Re: [Python-ideas] PEP 554: Stdlib Module to Support Multiple Interpreters in Python Code

Sept. 8, 2017

      On Thu, Sep 7, 2017 at 4:23 PM, Nick Coghlan <ncoghlan@gmail.com> wrote:
...
On 7 September 2017 at 15:48, Nathaniel Smith <njs@pobox.com> wrote:
...
I've actually argued with the PyPy devs to try to convince them to add
subinterpreter support as part of their experiments with GIL-removal,
because I think the semantics would genuinely be nicer to work with
than raw threads, but they're convinced that it's impossible to make
this work. Or more precisely, they think you could make it work in
theory, but that it would be impossible to make it meaningfully more
efficient than using multiple processes. I want them to be wrong, but
I have to admit I can't see a way to make it work either...
The gist of the idea is that with subinterpreters, your starting point
is multiprocessing-style isolation (i.e. you have to use pickle to
transfer data between subinterpreters), but you're actually running in
a shared-memory threading context from the operating system's
perspective, so you don't need to rely on mmap to share memory over a
non-streaming interface.
The challenge is that streaming bytes between processes is actually
really fast -- you don't really need mmap for that. (Maybe this was
important for X11 back in the 1980s, but a lot has changed since then
:-).) And if you want to use pickle and multiprocessing to send, say,
a single big numpy array between processes, that's also really fast,
because it's basically just a few memcpy's. The slow case is passing
complicated objects between processes, and it's slow because pickle
has to walk the object graph to serialize it, and walking the object
graph is slow. Copying object graphs between subinterpreters has the
same problem.

So the only case I can see where I'd expect subinterpreters to make
communication dramatically more efficient is if you have a "deeply
immutable" type: one where not only are its instances immutable, but
all objects reachable from those instances are also guaranteed to be
immutable. So like, a tuple except that when you instantiate it it
validates that all of its elements are also marked as deeply
immutable, and errors out if not. Then when you go to send this
between subinterpreters, you can tell by checking the type of the root
object that the whole graph is immutable, so you don't need to walk it
yourself.

However, it seems impossible to support user-defined deeply-immutable
types in Python: types and functions are themselves mutable and hold
tons of references to other potentially mutable objects via __mro__,
__globals__, __weakrefs__, etc. etc., so even if a user-defined
instance can be made logically immutable it's still going to hold
references to mutable things. So the one case where subinterpreters
win is if you have a really big and complicated set of nested
pseudo-tuples of ints and strings and you're bottlenecked on passing
it between interpreters. Maybe frozendicts too. Is that enough to
justify the whole endeavor? It seems dubious to me.

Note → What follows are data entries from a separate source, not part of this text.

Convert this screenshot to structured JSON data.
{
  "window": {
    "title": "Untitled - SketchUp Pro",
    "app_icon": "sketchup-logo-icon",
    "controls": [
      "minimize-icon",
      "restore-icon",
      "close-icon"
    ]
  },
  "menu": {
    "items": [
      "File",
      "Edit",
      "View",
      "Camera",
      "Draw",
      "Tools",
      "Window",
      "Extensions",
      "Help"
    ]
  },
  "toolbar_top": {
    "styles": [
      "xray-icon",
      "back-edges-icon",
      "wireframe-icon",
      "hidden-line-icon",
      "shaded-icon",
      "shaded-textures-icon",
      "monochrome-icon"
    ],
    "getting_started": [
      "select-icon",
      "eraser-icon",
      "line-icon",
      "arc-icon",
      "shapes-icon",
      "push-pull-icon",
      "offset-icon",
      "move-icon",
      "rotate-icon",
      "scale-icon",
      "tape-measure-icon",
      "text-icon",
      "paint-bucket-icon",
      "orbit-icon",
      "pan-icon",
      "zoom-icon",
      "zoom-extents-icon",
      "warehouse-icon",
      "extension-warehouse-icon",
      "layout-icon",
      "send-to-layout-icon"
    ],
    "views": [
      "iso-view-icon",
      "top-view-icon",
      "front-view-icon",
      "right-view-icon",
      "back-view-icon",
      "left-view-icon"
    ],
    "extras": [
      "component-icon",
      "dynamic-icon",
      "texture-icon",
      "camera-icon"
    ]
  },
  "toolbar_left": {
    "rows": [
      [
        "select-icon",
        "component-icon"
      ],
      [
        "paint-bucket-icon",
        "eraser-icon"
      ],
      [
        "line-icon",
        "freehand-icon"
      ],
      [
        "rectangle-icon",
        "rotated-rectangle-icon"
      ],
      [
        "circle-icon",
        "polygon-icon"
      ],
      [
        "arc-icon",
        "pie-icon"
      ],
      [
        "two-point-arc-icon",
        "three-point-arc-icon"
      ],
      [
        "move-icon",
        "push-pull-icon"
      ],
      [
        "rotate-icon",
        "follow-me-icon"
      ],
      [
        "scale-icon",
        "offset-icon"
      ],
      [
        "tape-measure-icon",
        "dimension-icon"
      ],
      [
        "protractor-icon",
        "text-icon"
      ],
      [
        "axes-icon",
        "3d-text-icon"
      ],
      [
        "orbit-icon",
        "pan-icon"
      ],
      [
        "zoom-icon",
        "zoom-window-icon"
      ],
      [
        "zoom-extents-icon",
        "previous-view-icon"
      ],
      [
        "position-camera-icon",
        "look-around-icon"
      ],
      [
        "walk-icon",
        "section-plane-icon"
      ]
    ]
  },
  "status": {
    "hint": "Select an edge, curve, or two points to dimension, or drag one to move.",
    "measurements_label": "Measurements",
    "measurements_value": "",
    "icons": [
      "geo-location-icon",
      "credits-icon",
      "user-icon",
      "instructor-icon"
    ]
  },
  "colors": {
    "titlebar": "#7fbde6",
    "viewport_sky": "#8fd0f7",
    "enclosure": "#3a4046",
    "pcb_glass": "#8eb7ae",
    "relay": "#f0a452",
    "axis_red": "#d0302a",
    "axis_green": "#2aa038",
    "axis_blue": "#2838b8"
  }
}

I guess the other case where subprocesses lose to "real" threads is
startup time on Windows. But starting a subinterpreter is also much
more expensive than starting a thread, once you take into account the
cost of loading the application's modules into the new interpreter. In
both cases you end up needing some kind of process/subinterpreter pool
or cache to amortize that cost.

Obviously I'm committing the cardinal sin of trying to guess about
performance based on theory instead of measurement, so maybe I'm
wrong. Or maybe there's some deviously clever trick I'm missing. I
hope so -- a really useful subinterpreter multi-core store would be
awesome.

-n

-- 
Nathaniel J. Smith -- https://vorpus.org